Neurotrauma is among the main causes of human disability and mortality. Nerve injury impairs not only neurons but also causes death of satellite glial cells remote from the injury site. We studied the dynamics of expression of different proapoptotic proteins (E2F1, p53, caspase 3) in the dorsal root ganglia (DRG) of a rat after sciatic nerve transection. TUNEL staining and immunoblotting were used for analysis of cell apoptosis and axotomy-induced biochemical changes. Apoptosis of glial cells was observed at 24 h after sciatic nerve transection and increased on day 7, when apoptosis of some neurons only started. The earliest proapoptotic event in the injured DRG was overexpression of transcription factor E2F1 at 4 h after sciatic nerve transection. This preceded the induction of p53 and cleavage of caspase 3 at 24-h post-axotomy. The nerve injury marker amyloid precursor protein and the nerve regeneration marker GAP-43 were overexpressed in DRG on day 7 after sciatic nerve transection. We also developed a novel fluorescence method for differential visualization of the rat DRG and nerves by means of double staining with propidium iodide and Hoechst 33342 that impart red and blue-green fluorescence, respectively. The present experiments showed that glial cells remote from the nerve transection site were more vulnerable to axotomy than DRG neurons. E2F1 and p53 may be considered promising molecular targets for development of potential neuroprotective agents.
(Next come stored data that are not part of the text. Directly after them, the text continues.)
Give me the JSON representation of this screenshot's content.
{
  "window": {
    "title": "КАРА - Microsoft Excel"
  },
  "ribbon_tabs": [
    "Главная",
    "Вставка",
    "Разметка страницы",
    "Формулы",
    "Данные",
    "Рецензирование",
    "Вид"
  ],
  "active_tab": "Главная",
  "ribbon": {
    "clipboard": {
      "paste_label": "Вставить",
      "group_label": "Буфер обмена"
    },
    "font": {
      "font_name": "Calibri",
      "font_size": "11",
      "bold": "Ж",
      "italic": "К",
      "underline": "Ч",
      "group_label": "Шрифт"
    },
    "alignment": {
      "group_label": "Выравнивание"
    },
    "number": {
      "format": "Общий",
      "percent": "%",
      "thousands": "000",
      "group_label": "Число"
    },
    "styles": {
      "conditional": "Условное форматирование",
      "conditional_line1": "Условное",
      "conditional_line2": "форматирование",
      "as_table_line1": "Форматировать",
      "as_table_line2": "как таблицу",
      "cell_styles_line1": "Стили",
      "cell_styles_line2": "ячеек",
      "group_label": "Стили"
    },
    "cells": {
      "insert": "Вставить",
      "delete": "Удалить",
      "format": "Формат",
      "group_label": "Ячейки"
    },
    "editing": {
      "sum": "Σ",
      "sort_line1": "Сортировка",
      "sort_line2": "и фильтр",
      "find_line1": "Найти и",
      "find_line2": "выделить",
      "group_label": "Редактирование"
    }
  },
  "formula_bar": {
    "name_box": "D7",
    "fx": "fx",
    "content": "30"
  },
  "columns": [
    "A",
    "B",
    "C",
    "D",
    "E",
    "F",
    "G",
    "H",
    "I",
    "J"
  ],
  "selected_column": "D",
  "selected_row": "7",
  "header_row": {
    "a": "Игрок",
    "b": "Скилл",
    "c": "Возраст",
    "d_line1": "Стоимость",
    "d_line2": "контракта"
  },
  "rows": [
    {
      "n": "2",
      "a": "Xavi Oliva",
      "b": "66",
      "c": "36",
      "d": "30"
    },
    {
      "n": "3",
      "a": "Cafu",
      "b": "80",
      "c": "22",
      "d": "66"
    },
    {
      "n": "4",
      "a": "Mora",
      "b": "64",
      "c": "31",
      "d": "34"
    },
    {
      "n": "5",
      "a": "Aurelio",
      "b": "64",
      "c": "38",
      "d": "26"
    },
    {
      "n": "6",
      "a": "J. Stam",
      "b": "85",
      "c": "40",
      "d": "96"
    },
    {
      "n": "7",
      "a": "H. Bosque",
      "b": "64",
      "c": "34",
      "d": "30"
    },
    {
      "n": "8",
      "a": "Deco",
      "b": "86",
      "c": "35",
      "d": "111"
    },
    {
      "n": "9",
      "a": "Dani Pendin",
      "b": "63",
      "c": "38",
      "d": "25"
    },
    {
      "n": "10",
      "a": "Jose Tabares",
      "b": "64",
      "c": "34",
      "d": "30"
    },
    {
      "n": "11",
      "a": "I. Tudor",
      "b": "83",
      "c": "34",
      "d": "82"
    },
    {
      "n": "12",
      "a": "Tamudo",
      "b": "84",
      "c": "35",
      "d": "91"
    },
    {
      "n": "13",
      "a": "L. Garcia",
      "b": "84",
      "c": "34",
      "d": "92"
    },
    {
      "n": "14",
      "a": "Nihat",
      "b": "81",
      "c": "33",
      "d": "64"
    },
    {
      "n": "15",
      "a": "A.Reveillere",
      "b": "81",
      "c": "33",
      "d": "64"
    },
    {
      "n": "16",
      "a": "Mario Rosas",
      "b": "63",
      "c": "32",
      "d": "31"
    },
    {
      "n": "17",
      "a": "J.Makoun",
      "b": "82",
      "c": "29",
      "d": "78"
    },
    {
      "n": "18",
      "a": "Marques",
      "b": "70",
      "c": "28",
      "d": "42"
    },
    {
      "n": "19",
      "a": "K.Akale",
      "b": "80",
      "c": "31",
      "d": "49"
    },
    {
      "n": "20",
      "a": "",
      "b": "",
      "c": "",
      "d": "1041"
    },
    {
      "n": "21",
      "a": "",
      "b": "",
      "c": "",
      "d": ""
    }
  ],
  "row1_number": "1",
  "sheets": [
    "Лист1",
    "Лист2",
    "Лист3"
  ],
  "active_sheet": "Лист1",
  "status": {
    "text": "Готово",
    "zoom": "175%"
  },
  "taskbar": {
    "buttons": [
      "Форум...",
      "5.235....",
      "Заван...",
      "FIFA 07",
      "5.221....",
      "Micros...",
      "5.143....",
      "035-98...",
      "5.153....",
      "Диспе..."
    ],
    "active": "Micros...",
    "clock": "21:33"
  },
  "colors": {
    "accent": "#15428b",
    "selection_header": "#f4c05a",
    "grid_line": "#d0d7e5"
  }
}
神经创伤是人类残疾和死亡的主要原因之一。神经损伤不仅会损害神经元，还会导致远离损伤部位的卫星神经胶质细胞死亡。我们研究了坐骨神经横断后大鼠背根神经节 (DRG) 中不同促凋亡蛋白 (E2F1、p53、半胱天冬酶 3) 的表达动态。TUNEL 染色和免疫印迹用于分析细胞凋亡和轴突切开诱导的生化变化。在坐骨神经横断后 24 小时观察到神经胶质细胞的凋亡，并在第 7 天增加，此时一些神经元的凋亡才开始。受损 DRG 中最早的促凋亡事件是坐骨神经横断后 4 小时转录因子 E2F1 的过度表达。这在轴突切开后 24 小时诱导 p53 和裂解 caspase 3 之前。神经损伤标志物淀粉样前体蛋白和神经再生标志物 GAP-43 在坐骨神经横断后第 7 天在 DRG 中过表达。我们还开发了一种新的荧光方法，通过使用碘化丙啶和 Hoechst 33342 分别赋予红色和蓝绿色荧光的双重染色，对大鼠 DRG 和神经进行差异可视化。目前的实验表明，远离神经横断部位的神经胶质细胞比 DRG 神经元更容易受到轴突切断术的影响。E2F1 和 p53 可能被认为是开发潜在神经保护剂的有希望的分子靶点。我们还开发了一种新的荧光方法，通过使用碘化丙啶和 Hoechst 33342 分别赋予红色和蓝绿色荧光的双重染色，对大鼠 DRG 和神经进行差异可视化。目前的实验表明，远离神经横断部位的神经胶质细胞比 DRG 神经元更容易受到轴突切断术的影响。E2F1 和 p53 可能被认为是开发潜在神经保护剂的有希望的分子靶点。我们还开发了一种新的荧光方法，通过使用碘化丙啶和 Hoechst 33342 分别赋予红色和蓝绿色荧光的双重染色，对大鼠 DRG 和神经进行差异可视化。目前的实验表明，远离神经横断部位的神经胶质细胞比 DRG 神经元更容易受到轴突切断术的影响。E2F1 和 p53 可能被认为是开发潜在神经保护剂的有希望的分子靶点。